Here’s the setup: Students had to design a pop can inspired by the Lowell Mill Girls and the rise of labor unions. Their can needed:
A creative soda name
A slogan or promotional phrase
A short write-up explaining the historical inspiration behind their product
This was a fun twist, but I knew right away some students would struggle with generating ideas. So I built a Magic School classroom with a custom idea generator chatbot. Students used it to brainstorm potential pop names and promotional language.

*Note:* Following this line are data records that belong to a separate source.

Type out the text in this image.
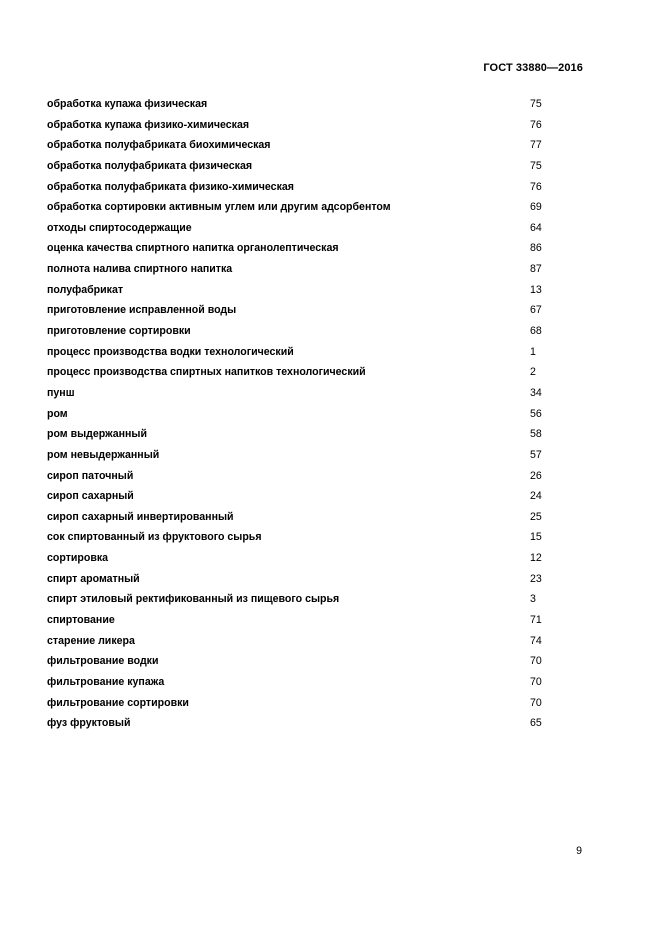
ГОСТ 33880—2016
обработка купажа физическая	75
обработка купажа физико-химическая	76
обработка полуфабриката биохимическая	77
обработка полуфабриката физическая	75
обработка полуфабриката физико-химическая	76
обработка сортировки активным углем или другим адсорбентом	69
отходы спиртосодержащие	64
оценка качества спиртного напитка органолептическая	86
полнота налива спиртного напитка	87
полуфабрикат	13
приготовление исправленной воды	67
приготовление сортировки	68
процесс производства водки технологический	1
процесс производства спиртных напитков технологический	2
пунш	34
ром	56
ром выдержанный	58
ром невыдержанный	57
сироп паточный	26
сироп сахарный	24
сироп сахарный инвертированный	25
сок спиртованный из фруктового сырья	15
сортировка	12
спирт ароматный	23
спирт этиловый ректификованный из пищевого сырья	3
спиртование	71
старение ликера	74
фильтрование водки	70
фильтрование купажа	70
фильтрование сортировки	70
фуз фруктовый	65
9
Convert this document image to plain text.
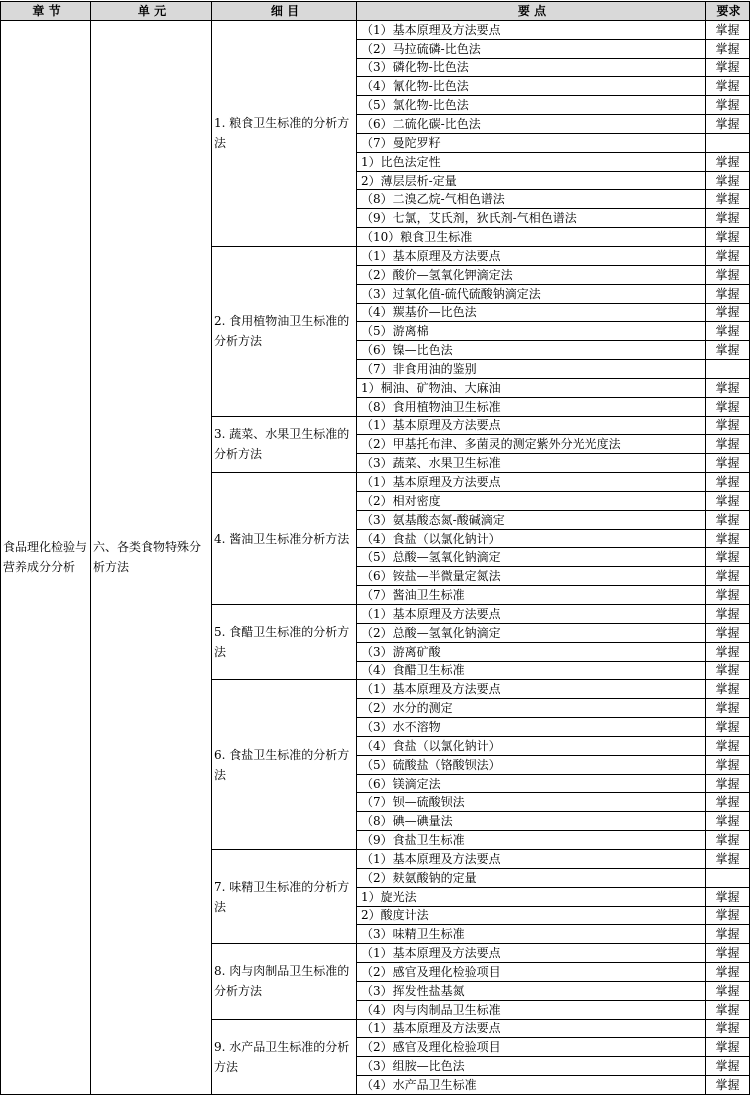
章 节	单 元	细 目	要 点	要求
食品理化检验与营养成分分析	六、各类食物特殊分析方法	1. 粮食卫生标准的分析方法	（1）基本原理及方法要点	掌握
			（2）马拉硫磷-比色法	掌握
			（3）磷化物-比色法	掌握
			（4）氰化物-比色法	掌握
			（5）氯化物-比色法	掌握
			（6）二硫化碳-比色法	掌握
			（7）曼陀罗籽	
			1）比色法定性	掌握
			2）薄层层析-定量	掌握
			（8）二溴乙烷-气相色谱法	掌握
			（9）七氯，艾氏剂，狄氏剂-气相色谱法	掌握
			（10）粮食卫生标准	掌握
		2. 食用植物油卫生标准的分析方法	（1）基本原理及方法要点	掌握
			（2）酸价—氢氧化钾滴定法	掌握
			（3）过氧化值-硫代硫酸钠滴定法	掌握
			（4）羰基价—比色法	掌握
			（5）游离棉	掌握
			（6）镍—比色法	掌握
			（7）非食用油的鉴别	
			1）桐油、矿物油、大麻油	掌握
			（8）食用植物油卫生标准	掌握
		3. 蔬菜、水果卫生标准的分析方法	（1）基本原理及方法要点	掌握
			（2）甲基托布津、多菌灵的测定紫外分光光度法	掌握
			（3）蔬菜、水果卫生标准	掌握
		4. 酱油卫生标准分析方法	（1）基本原理及方法要点	掌握
			（2）相对密度	掌握
			（3）氨基酸态氮-酸碱滴定	掌握
			（4）食盐（以氯化钠计）	掌握
			（5）总酸—氢氧化钠滴定	掌握
			（6）铵盐—半微量定氮法	掌握
			（7）酱油卫生标准	掌握
		5. 食醋卫生标准的分析方法	（1）基本原理及方法要点	掌握
			（2）总酸—氢氧化钠滴定	掌握
			（3）游离矿酸	掌握
			（4）食醋卫生标准	掌握
		6. 食盐卫生标准的分析方法	（1）基本原理及方法要点	掌握
			（2）水分的测定	掌握
			（3）水不溶物	掌握
			（4）食盐（以氯化钠计）	掌握
			（5）硫酸盐（铬酸钡法）	掌握
			（6）镁滴定法	掌握
			（7）钡—硫酸钡法	掌握
			（8）碘—碘量法	掌握
			（9）食盐卫生标准	掌握
		7. 味精卫生标准的分析方法	（1）基本原理及方法要点	掌握
			（2）麸氨酸钠的定量	
			1）旋光法	掌握
			2）酸度计法	掌握
			（3）味精卫生标准	掌握
		8. 肉与肉制品卫生标准的分析方法	（1）基本原理及方法要点	掌握
			（2）感官及理化检验项目	掌握
			（3）挥发性盐基氮	掌握
			（4）肉与肉制品卫生标准	掌握
		9. 水产品卫生标准的分析方法	（1）基本原理及方法要点	掌握
			（2）感官及理化检验项目	掌握
			（3）组胺—比色法	掌握
			（4）水产品卫生标准	掌握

Here’s what I learned: 8th graders don’t always know how to prompt clearly. At first, a lot of the results were pretty off—or the bot responded with something like “I can’t do that, but here’s a suggestion…” It turned into an unexpected mini-lesson on how to write better prompts.
We took a few minutes to break down what makes a good prompt, rewrote some together, and suddenly the ideas started flowing.
What I liked most about today’s lesson:
It gave students a new way to process content they’ve been learning about all week
It tied creative thinking to historical understanding
It sneakily taught them better AI prompting skills without me planning for that to happen
Some of their designs were pretty awesome. A few were flat-out hilarious. But all of them reflected some understanding of how labor unions began and why they mattered—proof that even a pop can can tell a powerful story.